Looking at the schedule, there’s three more opportunities for upsets of Power Five opponents. Which one do you see as most likely? Or if not likely, then the one which is most intriguing?

James: I don’t think there will be any upsets, but I do have my eyes on EMU vs. Minnesota, as that’s the last major “B1G/MAC” matchup I think the conference is capable of winning. This Gophers team feels pretty vulnerable compared to prior years, and will be coming off an anemic showing against Nebraska. Granted, we can only glean EMU’s performance from a game vs. Howard, but historically, the Eagles seem to try some things and tend to prioritize shaking off their rust in their FCS matchups before gearing up for their schedule so I’m confident they can come in and make a game of it.

Keith: EMU at Minnesota. The Golden Gophers got the close win in the waning moments against Nebraska last week but it was one of those games that a team wins one time out of ten or less. Minnesota’s offense did not look very explosive last week so EMU has a shot to keep the game close heading into the fourth quarter where a special teams play can seal the deal.

Drew: Eastern Michigan can be Minnesota’s yearly trip over their own feet game. Minnesota really struggled to move the ball against Nebraska in Matt Rhule’s first season at Nebraska. If Eastern can keep Sean Tyler and Corey Crooms in front of them, like have in past seasons, the Eagles could find themselves in this game.
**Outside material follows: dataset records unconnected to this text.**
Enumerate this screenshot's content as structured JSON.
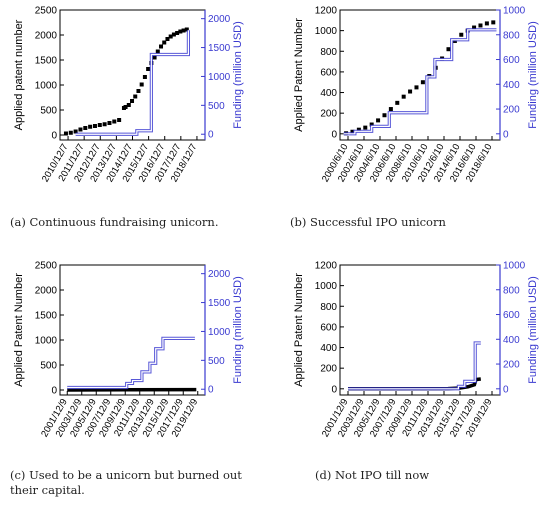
{
  "chart_data": [
    {
      "type": "line",
      "caption": "(a) Continuous fundraising unicorn.",
      "xlabel": "",
      "ylabel": "Applied patent number",
      "y2label": "Funding (million USD)",
      "x_ticks": [
        "2010/12/7",
        "2011/12/7",
        "2012/12/7",
        "2013/12/7",
        "2014/12/7",
        "2015/12/7",
        "2016/12/7",
        "2017/12/7",
        "2018/12/7"
      ],
      "y_ticks": [
        "0",
        "500",
        "1000",
        "1500",
        "2000",
        "2500"
      ],
      "y2_ticks": [
        "0",
        "500",
        "1000",
        "1500",
        "2000"
      ],
      "xlim": [
        2010.93,
        2019.93
      ],
      "ylim": [
        -100,
        2500
      ],
      "y2lim": [
        -100,
        2150
      ],
      "series": [
        {
          "axis": "left",
          "color": "#000000",
          "style": "markers",
          "x": [
            2011.3,
            2011.6,
            2011.9,
            2012.2,
            2012.5,
            2012.8,
            2013.1,
            2013.4,
            2013.7,
            2014.0,
            2014.3,
            2014.6,
            2014.9,
            2015.0,
            2015.2,
            2015.4,
            2015.6,
            2015.8,
            2016.0,
            2016.2,
            2016.4,
            2016.6,
            2016.8,
            2017.0,
            2017.2,
            2017.4,
            2017.6,
            2017.8,
            2018.0,
            2018.2,
            2018.4,
            2018.6,
            2018.8
          ],
          "y": [
            30,
            45,
            70,
            110,
            140,
            165,
            180,
            200,
            215,
            240,
            270,
            300,
            540,
            560,
            600,
            680,
            770,
            880,
            1010,
            1160,
            1320,
            1440,
            1550,
            1670,
            1770,
            1850,
            1920,
            1970,
            2010,
            2040,
            2070,
            2090,
            2110
          ]
        },
        {
          "axis": "right",
          "color": "#3a3ad0",
          "style": "step",
          "x": [
            2011.9,
            2015.7,
            2015.7,
            2016.6,
            2016.6,
            2018.9,
            2018.9
          ],
          "y": [
            0,
            0,
            60,
            60,
            1380,
            1380,
            1800
          ]
        }
      ]
    },
    {
      "type": "line",
      "caption": "(b) Successful IPO unicorn",
      "xlabel": "",
      "ylabel": "Applied Patent Number",
      "y2label": "Funding (million USD)",
      "x_ticks": [
        "2000/6/10",
        "2002/6/10",
        "2004/6/10",
        "2006/6/10",
        "2008/6/10",
        "2010/6/10",
        "2012/6/10",
        "2014/6/10",
        "2016/6/10",
        "2018/6/10"
      ],
      "y_ticks": [
        "0",
        "200",
        "400",
        "600",
        "800",
        "1000",
        "1200"
      ],
      "y2_ticks": [
        "0",
        "200",
        "400",
        "600",
        "800",
        "1000"
      ],
      "xlim": [
        2000.44,
        2020.44
      ],
      "ylim": [
        -60,
        1200
      ],
      "y2lim": [
        -50,
        1000
      ],
      "series": [
        {
          "axis": "left",
          "color": "#000000",
          "style": "markers",
          "x": [
            2001.2,
            2002.0,
            2002.8,
            2003.6,
            2004.4,
            2005.2,
            2006.0,
            2006.8,
            2007.6,
            2008.4,
            2009.2,
            2010.0,
            2010.8,
            2011.6,
            2012.4,
            2013.2,
            2014.0,
            2014.8,
            2015.6,
            2016.4,
            2017.2,
            2018.0,
            2018.8,
            2019.6
          ],
          "y": [
            5,
            20,
            40,
            60,
            90,
            130,
            180,
            240,
            300,
            360,
            410,
            450,
            500,
            560,
            640,
            730,
            820,
            900,
            960,
            1000,
            1030,
            1050,
            1070,
            1080
          ]
        },
        {
          "axis": "right",
          "color": "#3a3ad0",
          "style": "step",
          "x": [
            2000.9,
            2002.3,
            2002.3,
            2004.4,
            2004.4,
            2006.6,
            2006.6,
            2011.3,
            2011.3,
            2012.3,
            2012.3,
            2014.4,
            2014.4,
            2016.4,
            2016.4,
            2020.0
          ],
          "y": [
            0,
            0,
            20,
            20,
            60,
            60,
            170,
            170,
            460,
            460,
            600,
            600,
            760,
            760,
            840,
            840
          ]
        }
      ]
    },
    {
      "type": "line",
      "caption": "(c) Used to be a unicorn but burned out their capital.",
      "xlabel": "",
      "ylabel": "Applied Patent Number",
      "y2label": "Funding (million USD)",
      "x_ticks": [
        "2001/12/9",
        "2003/12/9",
        "2005/12/9",
        "2007/12/9",
        "2009/12/9",
        "2011/12/9",
        "2013/12/9",
        "2015/12/9",
        "2017/12/9",
        "2019/12/9"
      ],
      "y_ticks": [
        "0",
        "500",
        "1000",
        "1500",
        "2000",
        "2500"
      ],
      "y2_ticks": [
        "0",
        "500",
        "1000",
        "1500",
        "2000"
      ],
      "xlim": [
        2001.0,
        2021.0
      ],
      "ylim": [
        -100,
        2500
      ],
      "y2lim": [
        -100,
        2150
      ],
      "series": [
        {
          "axis": "left",
          "color": "#000000",
          "style": "line",
          "x": [
            2002.0,
            2010.0,
            2019.8
          ],
          "y": [
            0,
            5,
            8
          ]
        },
        {
          "axis": "right",
          "color": "#3a3ad0",
          "style": "step",
          "x": [
            2002.0,
            2010.2,
            2010.2,
            2011.0,
            2011.0,
            2012.3,
            2012.3,
            2013.4,
            2013.4,
            2014.2,
            2014.2,
            2015.2,
            2015.2,
            2019.6
          ],
          "y": [
            30,
            30,
            100,
            100,
            150,
            150,
            300,
            300,
            450,
            450,
            700,
            700,
            880,
            880
          ]
        }
      ]
    },
    {
      "type": "line",
      "caption": "(d) Not IPO till now",
      "xlabel": "",
      "ylabel": "Applied Patent Number",
      "y2label": "Funding (million USD)",
      "x_ticks": [
        "2001/12/9",
        "2003/12/9",
        "2005/12/9",
        "2007/12/9",
        "2009/12/9",
        "2011/12/9",
        "2013/12/9",
        "2015/12/9",
        "2017/12/9",
        "2019/12/9"
      ],
      "y_ticks": [
        "0",
        "200",
        "400",
        "600",
        "800",
        "1000",
        "1200"
      ],
      "y2_ticks": [
        "0",
        "200",
        "400",
        "600",
        "800",
        "1000"
      ],
      "xlim": [
        2001.0,
        2021.0
      ],
      "ylim": [
        -60,
        1200
      ],
      "y2lim": [
        -50,
        1000
      ],
      "series": [
        {
          "axis": "left",
          "color": "#000000",
          "style": "line",
          "x": [
            2002.0,
            2014.5,
            2016.0,
            2017.0,
            2017.8,
            2018.0,
            2018.6
          ],
          "y": [
            0,
            2,
            8,
            20,
            40,
            90,
            95
          ]
        },
        {
          "axis": "right",
          "color": "#3a3ad0",
          "style": "step",
          "x": [
            2002.0,
            2015.8,
            2015.8,
            2016.6,
            2016.6,
            2017.9,
            2017.9,
            2018.6
          ],
          "y": [
            0,
            0,
            20,
            20,
            60,
            60,
            370,
            370
          ]
        }
      ]
    }
  ]
}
The Gopher defense is for real, but Eastern Michigan won’t beat themselves against a power five opponent.

Alexis: I kinda ate my “Toledo can take Illinois” confident take in the last roundtable, so I’m loathe to be that confident again, but it’s also really hard not to be about the Eagles going to Minneapolis. Minnesota should be sweating about this game. Eastern Michigan is looking to prove that last year wasn’t a fluke, that they are capable of sustained levels of success more than once every thirty years, and I really think they have the ability to do it. You can’t eke out wins against Nebraska and think, “oh yeah, we’ll eat this MAC team for breakfast”.